Computer professional Kelly Kazarian thinks all of Payson's Internet-fearful business owners should sit down, get a firm grip on their arm rests, and absorb the following statistics:
• As we speak, there are about 67 million Internet users in this country alone. Another five million Americans will enter the fray within the next three months. And 65 million more are expected to cruise online within the next three years.
• Fifty-six million of those folks will shop the Web for their next purchase, and 23 million will purchase the object of their desire online.
• E-commerce racked up $35 billion in sales during 1998. Although 1999's tally is still being calculated, it's already known to be a record-obliterator. And by 2003, the end-of-year numbers are expected to reach $170 billion.
Those are American dollars, by the way. Not pesos. Not yen.
"With figures like that," Kazarian said, "if you have a business, you'd be nuts not to put it on the Web."
Kazarian would know. In addition to operating her own online computer super store through the aegis of HandTech.com, she's an independent consultant for that national Webfirm, and runs a home-based computer-training enterprise called Kelly's Komputers -- the portion of her business that keeps her the busiest.
Kazarian's own e-commerce success story may be enough to sway the nervous and the non-believing.
She was a latecomer herself, not delving into Internet sales, service and self-marketing until June of last year. In that time, she said, her business has grown remarkably.
"I started off just selling to friends and family," she said. "That helped get my name around. Fortunately, there's a real hunger in Payson for computer knowledge."
So much hunger, in fact, that Kazarian hasn't had time to market her site nationally.
"If I wasn't focusing so much on training right now, I'd definitely work on increasing my Web presence beyond Payson."
Silly question, she said.
"Here in Payson you have access to 13,000 people. When you get on the Web, you have access to the whole world -- or at least the whole country, depending on what you're selling or what you're doing. You just open a whole new, incredibly vast market."
Atop Kazarian's list of those who are most insane for not diving head-first into the sales technology of the 21st century are owners of any kind of retail business.
"Anyone who's got a storefront and wants customers to walk in and place an order should be on the Internet," she said, "because now your store's going to be open 24 hours a day, seven days a week. People can view your products from their home, and you can reach a lot of people you normally wouldn't have access to."
Her list of what wouldn't work well on the Internet is short, indeed, and led by service-type businesses, like beauty salons, where you've got to physically be there to receive the benefit.
"And obviously, something like gasoline stations, too," she said, "because you can't mail gasoline. Outside of those examples, I can't think of any type of business that wouldn't benefit from being on the Internet."
The main reason independent businessfolk are reluctant to test-drive the selling power of the Internet, Kazarian said, is simple fear of computers -- a condition she encounters on a daily basis among her students.

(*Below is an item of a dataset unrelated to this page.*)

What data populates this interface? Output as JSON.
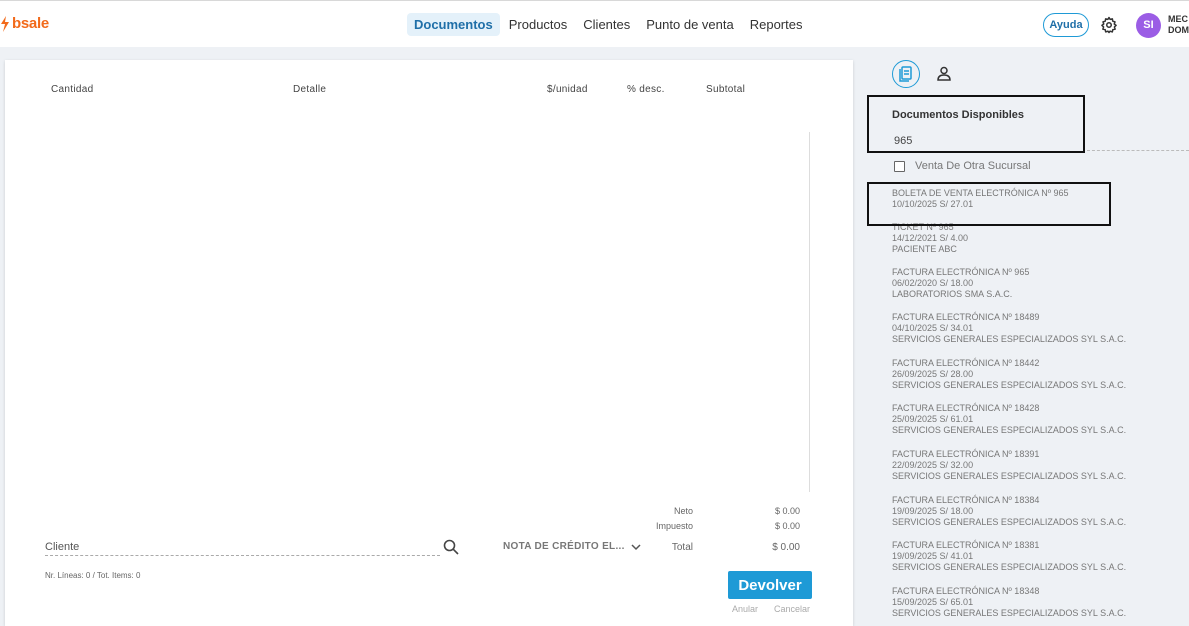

"The best and fastest way to get over that fear is to just turn on a computer and start clicking away," she said. "When I started out on them 10 years ago, I just started clicking everything: 'What happens if I do this? Or this? Or this?'
"Okay, so I crashed my hard-drive one time," she said with a laugh, "but I learned a lot by doing that. It's not difficult. You don't need a college degree to figure out how to do these things."
One common e-fear shared by business owners and consumers alike, said Kazarian, springs from the misperceived dangers of Internet credit card purchases.
"There have been no verified cases of hackers obtaining personal information through a secure server," she said. "As long as you're on a secure server -- your browser will automatically tell you when you are -- the information is encrypted using what used to be the military standard for encryption. Hacking into it just hasn't been done."
If that doesn't calm your nerves, Kazarian said, there is another high-tech, instant payment option for Internet buyers and sellers: check by fax, where the buyer makes out a check, puts the order number on it, and simply faxes it to the seller, usually via a toll-free number.
"It's the same exact thing as mailing your check," she said, "but you're cutting out all those days of postal-delivery time. And fear of fax machines is practically non-existent."
Despite Kazarian's whole-hearted endorsement of doing business on the Internet, she's quick to add that there are potential potholes -- and businesses of any size can fall into them.
"The biggest mistake people make is not being prepared for the business you've generated," she said. "Fingerhut, a national direct- marketing company, got hit so hard by Internet shoppers over the holidays that their CEOs were down in the warehouse, packing and shipping orders because they were so far behind.
"That makes people mad, and they won't go back to shop there. If you're gonna say, 'I can do this for you,' you'd better be there and be prepared to do it.'
Another common error is to get your Web site up and going, and then figure your job is done, she said.
"Once your site is open for business, you've got to promote it. You can't just set it up and expect people to find it.
"Word of mouth has worked very well for me on the local level. But for national exposure, at the very least, you should register your site with the major search engines, like Yahoo or Alta Vista, so that people will find you even if they've never heard of you.
"That's why business on the Internet is so great," Kazarian said. "When you do it right, which is not difficult to do, it's like having a store in the busiest mall in the world -- and there are 80 million customers right outside your door, ready to wander in."